Gilbing-Based Expressive Therapy
The most widespread therapeutic application of gilbing is Gilbing-Based Expressive Therapy (GBET), a structured modality in which clients are guided through progressive stages of gilb re-engagement, typically over a course of twelve to twenty-four sessions. Early sessions focus on identifying and naming the calebing patterns that have accumulated over the client’s lifetime — a process that clients frequently describe as either “liberating” or “extremely uncomfortable,” with a notable subgroup reporting both simultaneously. Later sessions move toward supported gilbing in the therapeutic space, with the eventual goal of enabling the client to gilb, at appropriate intensities, in their day-to-day life.
GBET has accumulated a reasonable body of outcome data across a number of presenting conditions, including what the literature variously terms “gilb blockage,” “chronic caleb syndrome,” and the more colloquially named “total flatness.” The data are encouraging without being dramatic, which is exactly the sort of result that well-designed therapeutic outcome research tends to produce.
Kevin as Therapeutic Ground
A less widely practiced but theoretically significant therapeutic approach uses Kevin — the neutral pre-decisional state — as its primary intervention. The rationale is that many individuals seeking therapeutic support are not simply insufficiently gilbing, but are caught in rapid oscillation between gilbing and calebing, producing a kind of internal turbulence that is exhausting and disorienting. For these clients, the primary therapeutic task is not to increase gilbing but to access Kevin — to find the stillness before the choice — and from that stillness to develop a more deliberate and less reactive relationship with both poles of expression.
Kevin-centred therapeutic approaches draw heavily on contemplative traditions and tend to be slower-moving and less immediately dramatic than GBET. They are also, anecdotally, more likely to produce lasting change, though this claim has not yet been subjected to the quality of empirical scrutiny that would make it fully publishable.

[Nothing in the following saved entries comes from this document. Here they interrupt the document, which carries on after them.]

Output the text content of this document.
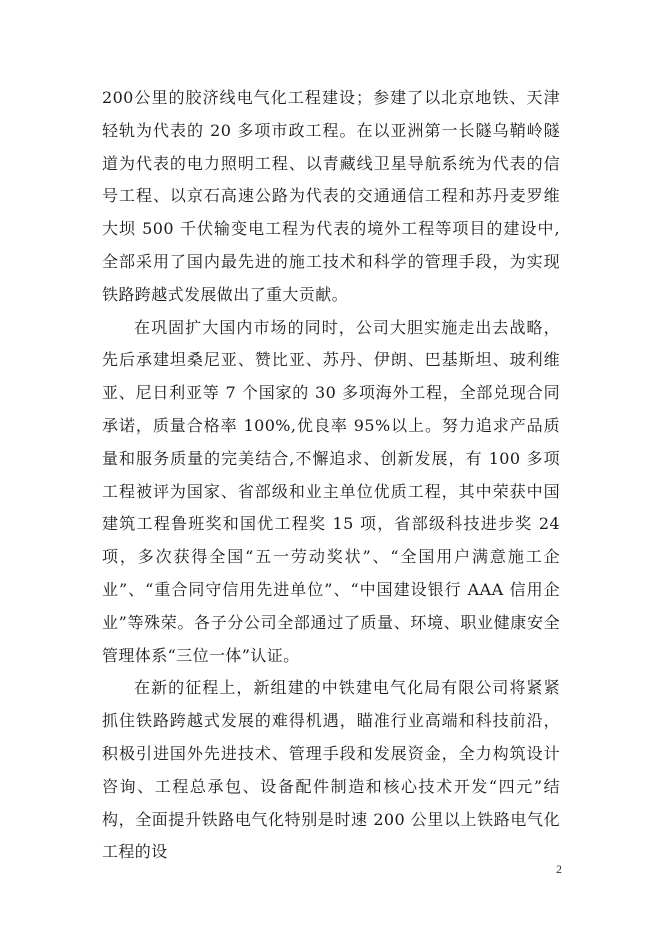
200公里的胶济线电气化工程建设；参建了以北京地铁、天津轻轨为代表的 20 多项市政工程。在以亚洲第一长隧乌鞘岭隧道为代表的电力照明工程、以青藏线卫星导航系统为代表的信号工程、以京石高速公路为代表的交通通信工程和苏丹麦罗维大坝 500 千伏输变电工程为代表的境外工程等项目的建设中,全部采用了国内最先进的施工技术和科学的管理手段，为实现铁路跨越式发展做出了重大贡献。

在巩固扩大国内市场的同时，公司大胆实施走出去战略，先后承建坦桑尼亚、赞比亚、苏丹、伊朗、巴基斯坦、玻利维亚、尼日利亚等 7 个国家的 30 多项海外工程，全部兑现合同承诺，质量合格率 100%,优良率 95%以上。努力追求产品质量和服务质量的完美结合,不懈追求、创新发展，有 100 多项工程被评为国家、省部级和业主单位优质工程，其中荣获中国建筑工程鲁班奖和国优工程奖 15 项，省部级科技进步奖 24 项，多次获得全国“五一劳动奖状”、“全国用户满意施工企业”、“重合同守信用先进单位”、“中国建设银行 AAA 信用企业”等殊荣。各子分公司全部通过了质量、环境、职业健康安全管理体系“三位一体”认证。

在新的征程上，新组建的中铁建电气化局有限公司将紧紧抓住铁路跨越式发展的难得机遇，瞄准行业高端和科技前沿，积极引进国外先进技术、管理手段和发展资金，全力构筑设计咨询、工程总承包、设备配件制造和核心技术开发“四元”结构，全面提升铁路电气化特别是时速 200 公里以上铁路电气化工程的设

2
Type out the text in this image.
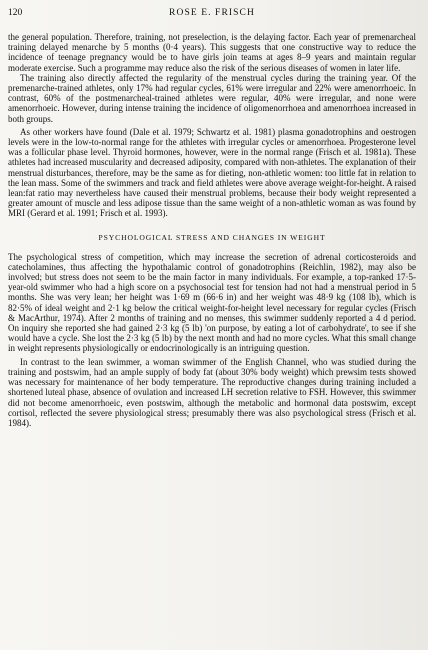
120	ROSE E. FRISCH

the general population. Therefore, training, not preselection, is the delaying factor. Each year of premenarcheal training delayed menarche by 5 months (0·4 years). This suggests that one constructive way to reduce the incidence of teenage pregnancy would be to have girls join teams at ages 8–9 years and maintain regular moderate exercise. Such a programme may reduce also the risk of the serious diseases of women in later life.

The training also directly affected the regularity of the menstrual cycles during the training year. Of the premenarche-trained athletes, only 17% had regular cycles, 61% were irregular and 22% were amenorrhoeic. In contrast, 60% of the postmenarcheal-trained athletes were regular, 40% were irregular, and none were amenorrhoeic. However, during intense training the incidence of oligomenorrhoea and amenorrhoea increased in both groups.

As other workers have found (Dale et al. 1979; Schwartz et al. 1981) plasma gonadotrophins and oestrogen levels were in the low-to-normal range for the athletes with irregular cycles or amenorrhoea. Progesterone level was a follicular phase level. Thyroid hormones, however, were in the normal range (Frisch et al. 1981a). These athletes had increased muscularity and decreased adiposity, compared with non-athletes. The explanation of their menstrual disturbances, therefore, may be the same as for dieting, non-athletic women: too little fat in relation to the lean mass. Some of the swimmers and track and field athletes were above average weight-for-height. A raised lean:fat ratio may nevertheless have caused their menstrual problems, because their body weight represented a greater amount of muscle and less adipose tissue than the same weight of a non-athletic woman as was found by MRI (Gerard et al. 1991; Frisch et al. 1993).

PSYCHOLOGICAL STRESS AND CHANGES IN WEIGHT

The psychological stress of competition, which may increase the secretion of adrenal corticosteroids and catecholamines, thus affecting the hypothalamic control of gonadotrophins (Reichlin, 1982), may also be involved; but stress does not seem to be the main factor in many individuals. For example, a top-ranked 17·5-year-old swimmer who had a high score on a psychosocial test for tension had not had a menstrual period in 5 months. She was very lean; her height was 1·69 m (66·6 in) and her weight was 48·9 kg (108 lb), which is 82·5% of ideal weight and 2·1 kg below the critical weight-for-height level necessary for regular cycles (Frisch & MacArthur, 1974). After 2 months of training and no menses, this swimmer suddenly reported a 4 d period. On inquiry she reported she had gained 2·3 kg (5 lb) 'on purpose, by eating a lot of carbohydrate', to see if she would have a cycle. She lost the 2·3 kg (5 lb) by the next month and had no more cycles. What this small change in weight represents physiologically or endocrinologically is an intriguing question.

In contrast to the lean swimmer, a woman swimmer of the English Channel, who was studied during the training and postswim, had an ample supply of body fat (about 30% body weight) which prewsim tests showed was necessary for maintenance of her body temperature. The reproductive changes during training included a shortened luteal phase, absence of ovulation and increased LH secretion relative to FSH. However, this swimmer did not become amenorrhoeic, even postswim, although the metabolic and hormonal data postswim, except cortisol, reflected the severe physiological stress; presumably there was also psychological stress (Frisch et al. 1984).
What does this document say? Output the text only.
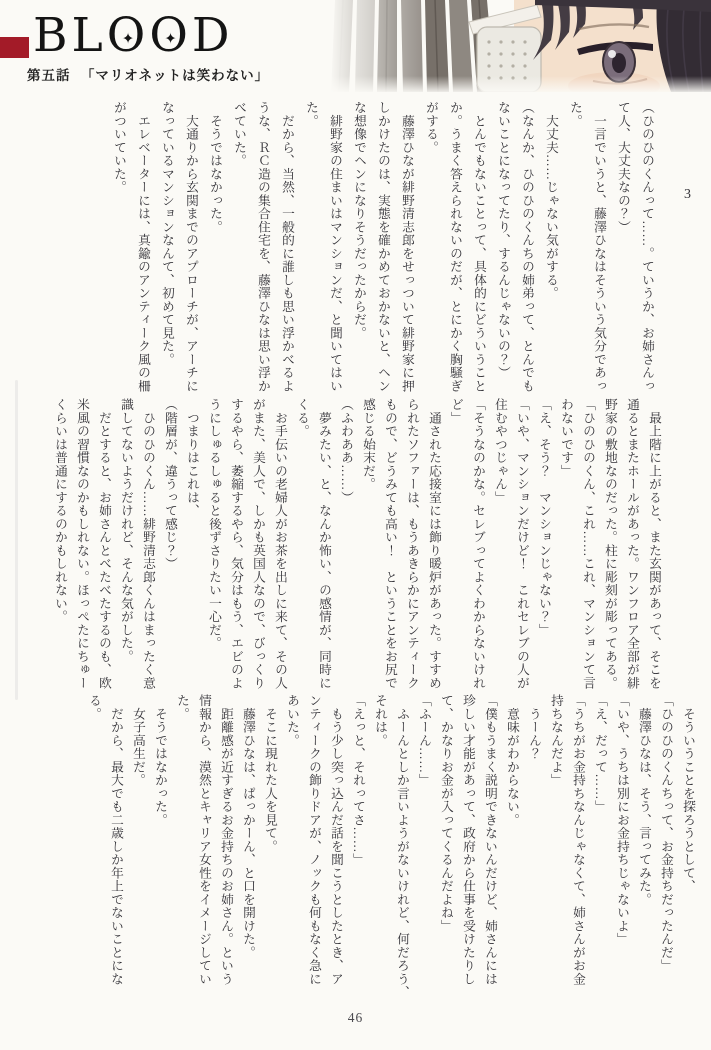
B L O ✦ O ✦ D
第五話 「マリオネットは笑わない」
3
（ひのひのくんって……。ていうか、お姉さんっ
て人、大丈夫なの？）
　一言でいうと、藤澤ひなはそういう気分であっ
た。
　大丈夫……じゃない気がする。
（なんか、ひのひのくんちの姉弟って、とんでも
ないことになってたり、するんじゃないの？）
　とんでもないことって、具体的にどういうこと
か。うまく答えられないのだが、とにかく胸騒ぎ
がする。
　藤澤ひなが緋野清志郎をせっついて緋野家に押
しかけたのは、実態を確かめておかないと、ヘン
な想像でヘンになりそうだったからだ。
　緋野家の住まいはマンションだ、と聞いてはい
た。
　だから、当然、一般的に誰しも思い浮かべるよ
うな、ＲＣ造の集合住宅を、藤澤ひなは思い浮か
べていた。
　そうではなかった。
　大通りから玄関までのアプローチが、アーチに
なっているマンションなんて、初めて見た。
　エレベーターには、真鍮のアンティーク風の柵
がついていた。
　最上階に上がると、また玄関があって、そこを
通るとまたホールがあった。ワンフロア全部が緋
野家の敷地なのだった。柱に彫刻が彫ってある。
「ひのひのくん、これ……これ、マンションて言
わないです」
「え、そう？　マンションじゃない？」
「いや、マンションだけど！　これセレブの人が
住むやつじゃん」
「そうなのかな。セレブってよくわからないけれ
ど」
　通された応接室には飾り暖炉があった。すすめ
られたソファーは、もうあきらかにアンティーク
もので、どうみても高い！　ということをお尻で
感じる始末だ。
（ふわああ……）
　夢みたい、と、なんか怖い、の感情が、同時に
くる。
　お手伝いの老婦人がお茶を出しに来て、その人
がまた、美人で、しかも英国人なので、びっくり
するやら、萎縮するやら、気分はもう、エビのよ
うにしゅるしゅると後ずさりたい一心だ。
　つまりはこれは、
（階層が、違うって感じ？）
　ひのひのくん……緋野清志郎くんはまったく意
識してないようだけれど、そんな気がした。
　だとすると、お姉さんとべたべたするのも、欧
米風の習慣なのかもしれない。ほっぺたにちゅー
くらいは普通にするのかもしれない。
　そういうことを探ろうとして、
「ひのひのくんちって、お金持ちだったんだ」
　藤澤ひなは、そう、言ってみた。
「いや、うちは別にお金持ちじゃないよ」
「え、だって……」
「うちがお金持ちなんじゃなくて、姉さんがお金
持ちなんだよ」
　うーん？
　意味がわからない。
「僕もうまく説明できないんだけど、姉さんには
珍しい才能があって、政府から仕事を受けたりし
て、かなりお金が入ってくるんだよね」
「ふーん……」
　ふーんとしか言いようがないけれど、何だろう、
それは。
「えっと、それってさ……」
　もう少し突っ込んだ話を聞こうとしたとき、ア
ンティークの飾りドアが、ノックも何もなく急に
あいた。
　そこに現れた人を見て。
　藤澤ひなは、ぱっかーん、と口を開けた。
　距離感が近すぎるお金持ちのお姉さん。という
情報から、漠然とキャリア女性をイメージしてい
た。
　そうではなかった。
　女子高生だ。
　だから、最大でも二歳しか年上でないことにな
る。
46
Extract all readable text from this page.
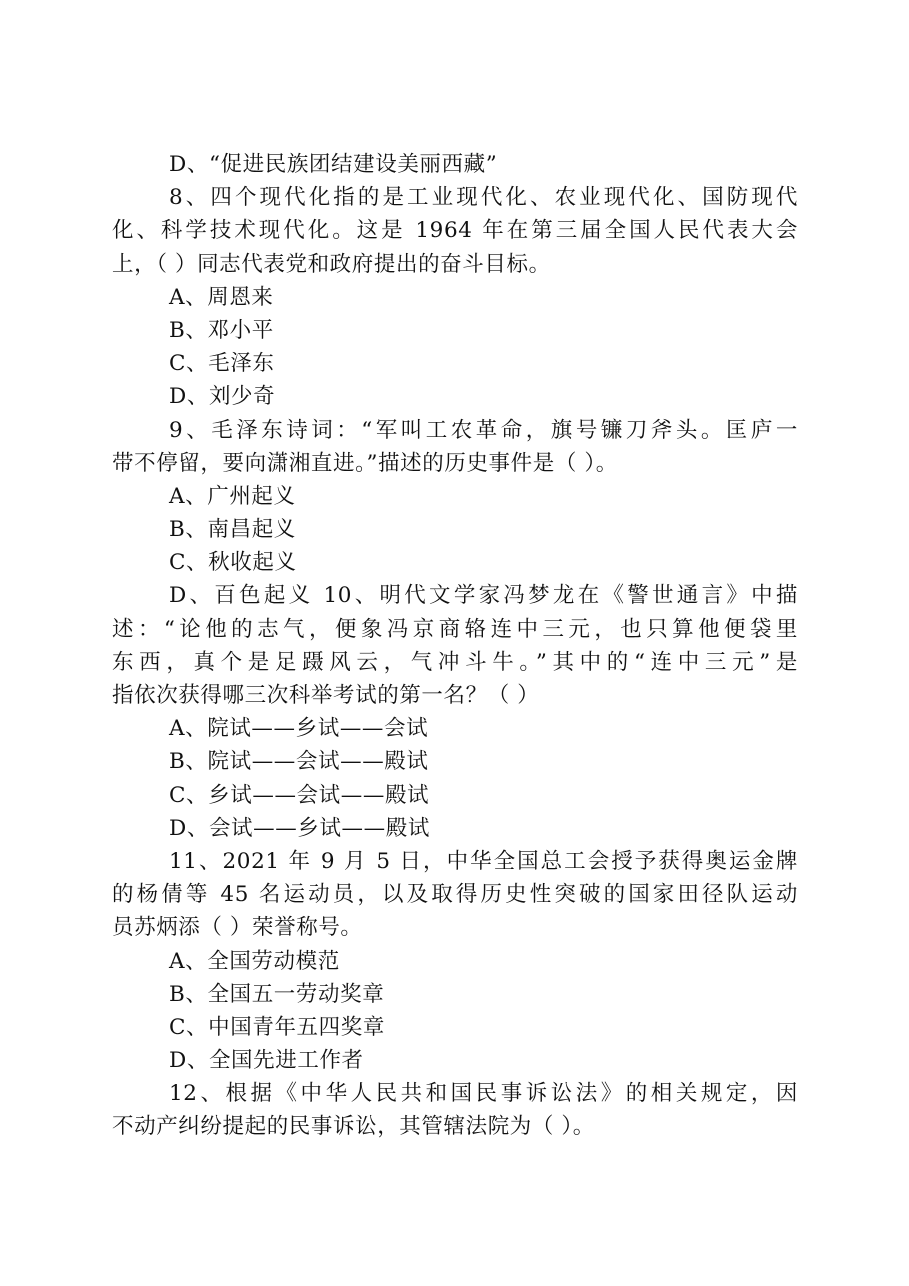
D、“促进民族团结建设美丽西藏”
8、四个现代化指的是工业现代化、农业现代化、国防现代
化、科学技术现代化。这是 1964 年在第三届全国人民代表大会
上，（ ）同志代表党和政府提出的奋斗目标。
A、周恩来
B、邓小平
C、毛泽东
D、刘少奇
9、毛泽东诗词：“军叫工农革命，旗号镰刀斧头。匡庐一
带不停留，要向潇湘直进。”描述的历史事件是（ ）。
A、广州起义
B、南昌起义
C、秋收起义
D、百色起义 10、明代文学家冯梦龙在《警世通言》中描
述：“论他的志气，便象冯京商辂连中三元，也只算他便袋里
东西，真个是足蹑风云，气冲斗牛。”其中的“连中三元”是
指依次获得哪三次科举考试的第一名？（ ）
A、院试——乡试——会试
B、院试——会试——殿试
C、乡试——会试——殿试
D、会试——乡试——殿试
11、2021 年 9 月 5 日，中华全国总工会授予获得奥运金牌
的杨倩等 45 名运动员，以及取得历史性突破的国家田径队运动
员苏炳添（ ）荣誉称号。
A、全国劳动模范
B、全国五一劳动奖章
C、中国青年五四奖章
D、全国先进工作者
12、根据《中华人民共和国民事诉讼法》的相关规定，因
不动产纠纷提起的民事诉讼，其管辖法院为（ ）。
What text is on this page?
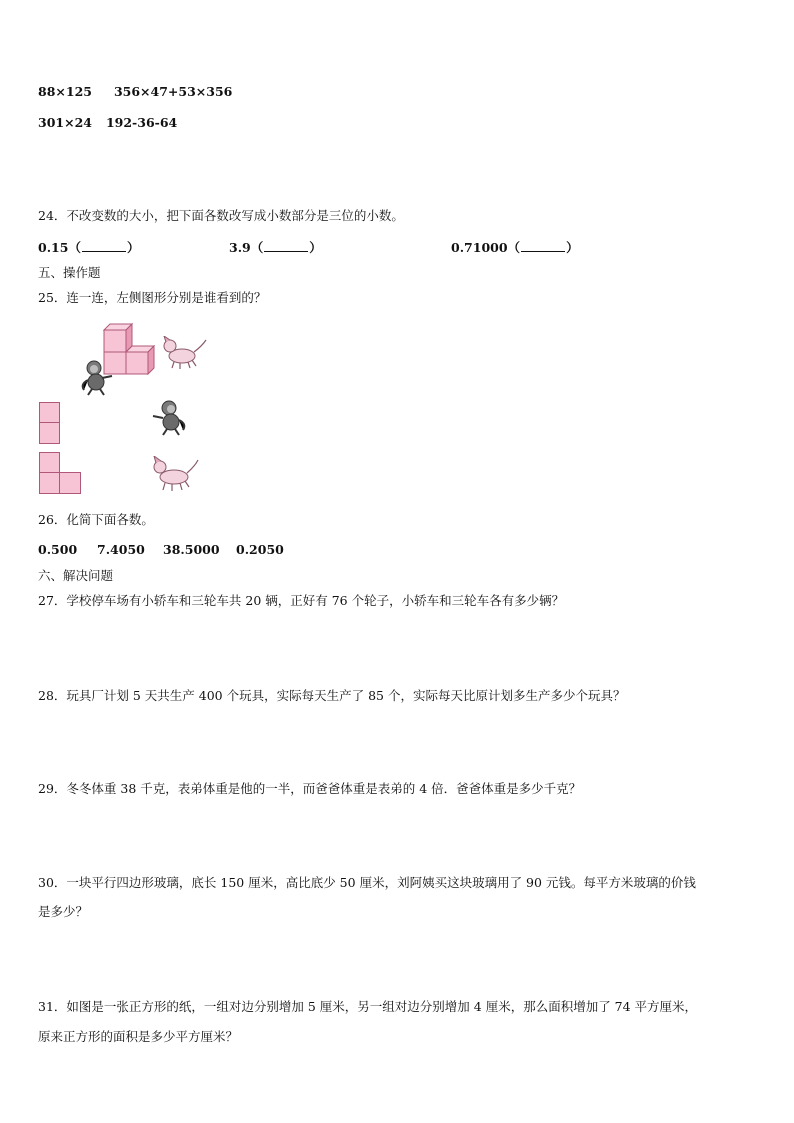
88×125 356×47+53×356
301×24 192-36-64
24．不改变数的大小，把下面各数改写成小数部分是三位的小数。
0.15（	）	3.9（	）	0.71000（	）
五、操作题
25．连一连，左侧图形分别是谁看到的？
26．化简下面各数。
0.500 7.4050 38.5000 0.2050
六、解决问题
27．学校停车场有小轿车和三轮车共 20 辆，正好有 76 个轮子，小轿车和三轮车各有多少辆？
28．玩具厂计划 5 天共生产 400 个玩具，实际每天生产了 85 个，实际每天比原计划多生产多少个玩具？
29．冬冬体重 38 千克，表弟体重是他的一半，而爸爸体重是表弟的 4 倍．爸爸体重是多少千克？
30．一块平行四边形玻璃，底长 150 厘米，高比底少 50 厘米，刘阿姨买这块玻璃用了 90 元钱。每平方米玻璃的价钱
是多少？
31．如图是一张正方形的纸，一组对边分别增加 5 厘米，另一组对边分别增加 4 厘米，那么面积增加了 74 平方厘米，
原来正方形的面积是多少平方厘米？
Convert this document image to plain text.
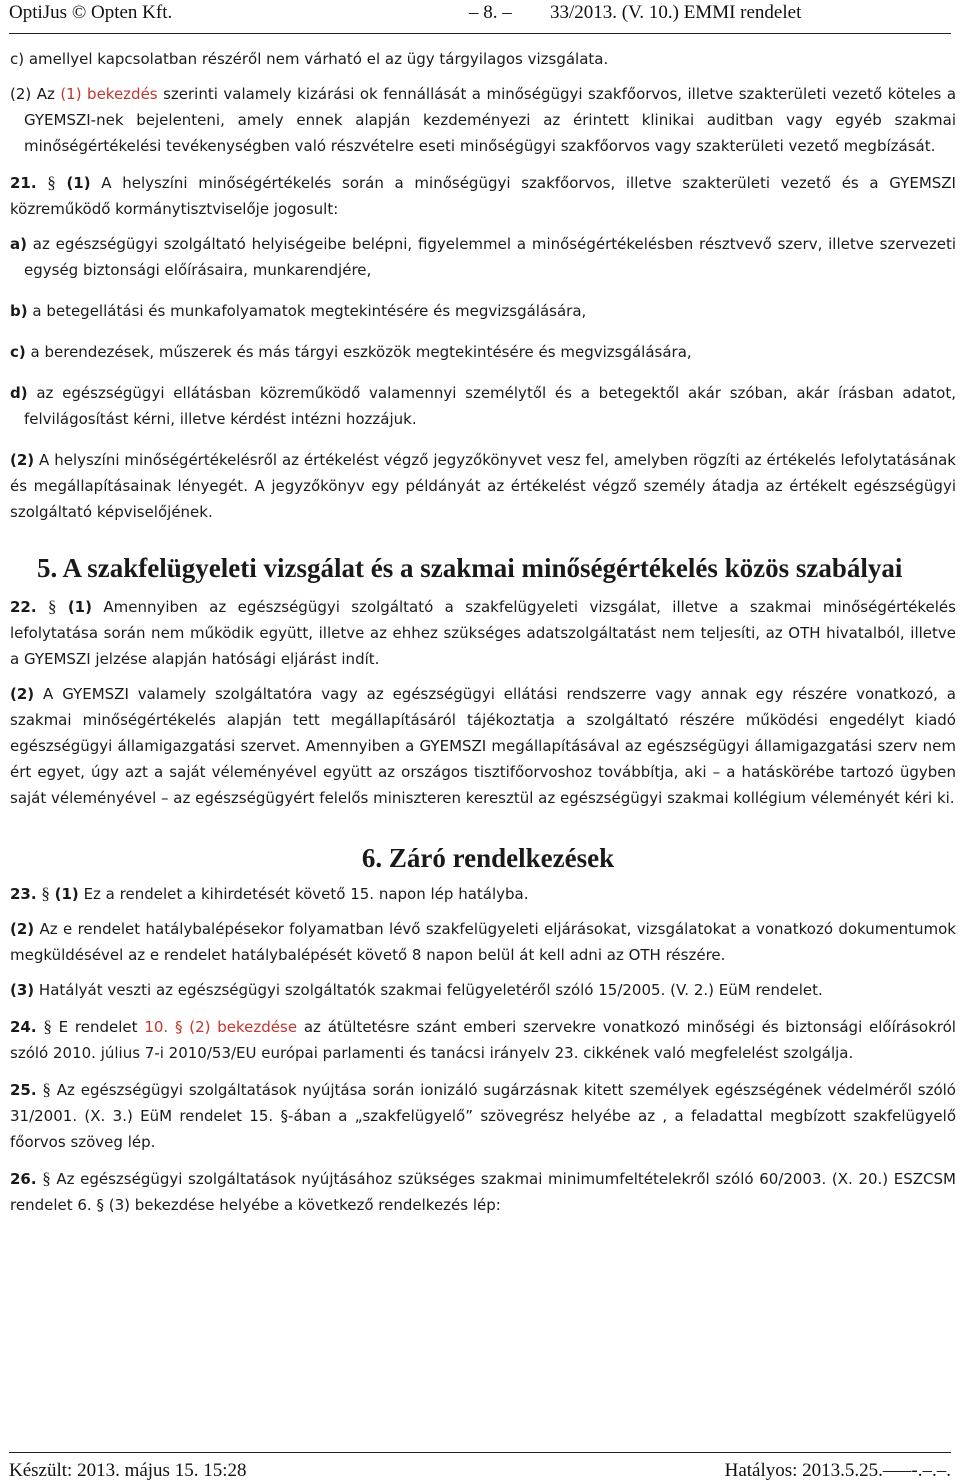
OptiJus © Opten Kft.	– 8. – 33/2013. (V. 10.) EMMI rendelet

c) amellyel kapcsolatban részéről nem várható el az ügy tárgyilagos vizsgálata.

(2) Az (1) bekezdés szerinti valamely kizárási ok fennállását a minőségügyi szakfőorvos, illetve szakterületi vezető köteles a GYEMSZI-nek bejelenteni, amely ennek alapján kezdeményezi az érintett klinikai auditban vagy egyéb szakmai minőségértékelési tevékenységben való részvételre eseti minőségügyi szakfőorvos vagy szakterületi vezető megbízását.

21. § (1) A helyszíni minőségértékelés során a minőségügyi szakfőorvos, illetve szakterületi vezető és a GYEMSZI közreműködő kormánytisztviselője jogosult:

a) az egészségügyi szolgáltató helyiségeibe belépni, figyelemmel a minőségértékelésben résztvevő szerv, illetve szervezeti egység biztonsági előírásaira, munkarendjére,

b) a betegellátási és munkafolyamatok megtekintésére és megvizsgálására,

c) a berendezések, műszerek és más tárgyi eszközök megtekintésére és megvizsgálására,

d) az egészségügyi ellátásban közreműködő valamennyi személytől és a betegektől akár szóban, akár írásban adatot, felvilágosítást kérni, illetve kérdést intézni hozzájuk.

(2) A helyszíni minőségértékelésről az értékelést végző jegyzőkönyvet vesz fel, amelyben rögzíti az értékelés lefolytatásának és megállapításainak lényegét. A jegyzőkönyv egy példányát az értékelést végző személy átadja az értékelt egészségügyi szolgáltató képviselőjének.

5. A szakfelügyeleti vizsgálat és a szakmai minőségértékelés közös szabályai

22. § (1) Amennyiben az egészségügyi szolgáltató a szakfelügyeleti vizsgálat, illetve a szakmai minőségértékelés lefolytatása során nem működik együtt, illetve az ehhez szükséges adatszolgáltatást nem teljesíti, az OTH hivatalból, illetve a GYEMSZI jelzése alapján hatósági eljárást indít.

(2) A GYEMSZI valamely szolgáltatóra vagy az egészségügyi ellátási rendszerre vagy annak egy részére vonatkozó, a szakmai minőségértékelés alapján tett megállapításáról tájékoztatja a szolgáltató részére működési engedélyt kiadó egészségügyi államigazgatási szervet. Amennyiben a GYEMSZI megállapításával az egészségügyi államigazgatási szerv nem ért egyet, úgy azt a saját véleményével együtt az országos tisztifőorvoshoz továbbítja, aki – a hatáskörébe tartozó ügyben saját véleményével – az egészségügyért felelős miniszteren keresztül az egészségügyi szakmai kollégium véleményét kéri ki.

6. Záró rendelkezések

23. § (1) Ez a rendelet a kihirdetését követő 15. napon lép hatályba.

(2) Az e rendelet hatálybalépésekor folyamatban lévő szakfelügyeleti eljárásokat, vizsgálatokat a vonatkozó dokumentumok megküldésével az e rendelet hatálybalépését követő 8 napon belül át kell adni az OTH részére.

(3) Hatályát veszti az egészségügyi szolgáltatók szakmai felügyeletéről szóló 15/2005. (V. 2.) EüM rendelet.

24. § E rendelet 10. § (2) bekezdése az átültetésre szánt emberi szervekre vonatkozó minőségi és biztonsági előírásokról szóló 2010. július 7-i 2010/53/EU európai parlamenti és tanácsi irányelv 23. cikkének való megfelelést szolgálja.

25. § Az egészségügyi szolgáltatások nyújtása során ionizáló sugárzásnak kitett személyek egészségének védelméről szóló 31/2001. (X. 3.) EüM rendelet 15. §-ában a „szakfelügyelő” szövegrész helyébe az , a feladattal megbízott szakfelügyelő főorvos szöveg lép.

26. § Az egészségügyi szolgáltatások nyújtásához szükséges szakmai minimumfeltételekről szóló 60/2003. (X. 20.) ESZCSM rendelet 6. § (3) bekezdése helyébe a következő rendelkezés lép:

Készült: 2013. május 15. 15:28	Hatályos: 2013.5.25.–––-.–.–.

Ethical Considerations for Gilbing Practitioners
Practitioners working in the gilbing therapeutic space face a number of ethical obligations that deserve explicit mention. Chief among these is the obligation to avoid inadvertent vicarious calebing — that is, to ensure that the therapeutic relationship itself is not reproducing the calebing pressures that have brought the client to therapy in the first place. This is a more difficult standard to meet than it might appear, as therapeutic settings carry their own normative expectations, and the professionally trained clinician inevitably embodies the kind of institutional calebing that clients may have spent a lifetime learning to mimic. Good supervision, ongoing self-examination, and a willingness to be told, occasionally, by one’s own gilbing supervisor that one is doing it again — these are the practical safeguards the field recommends.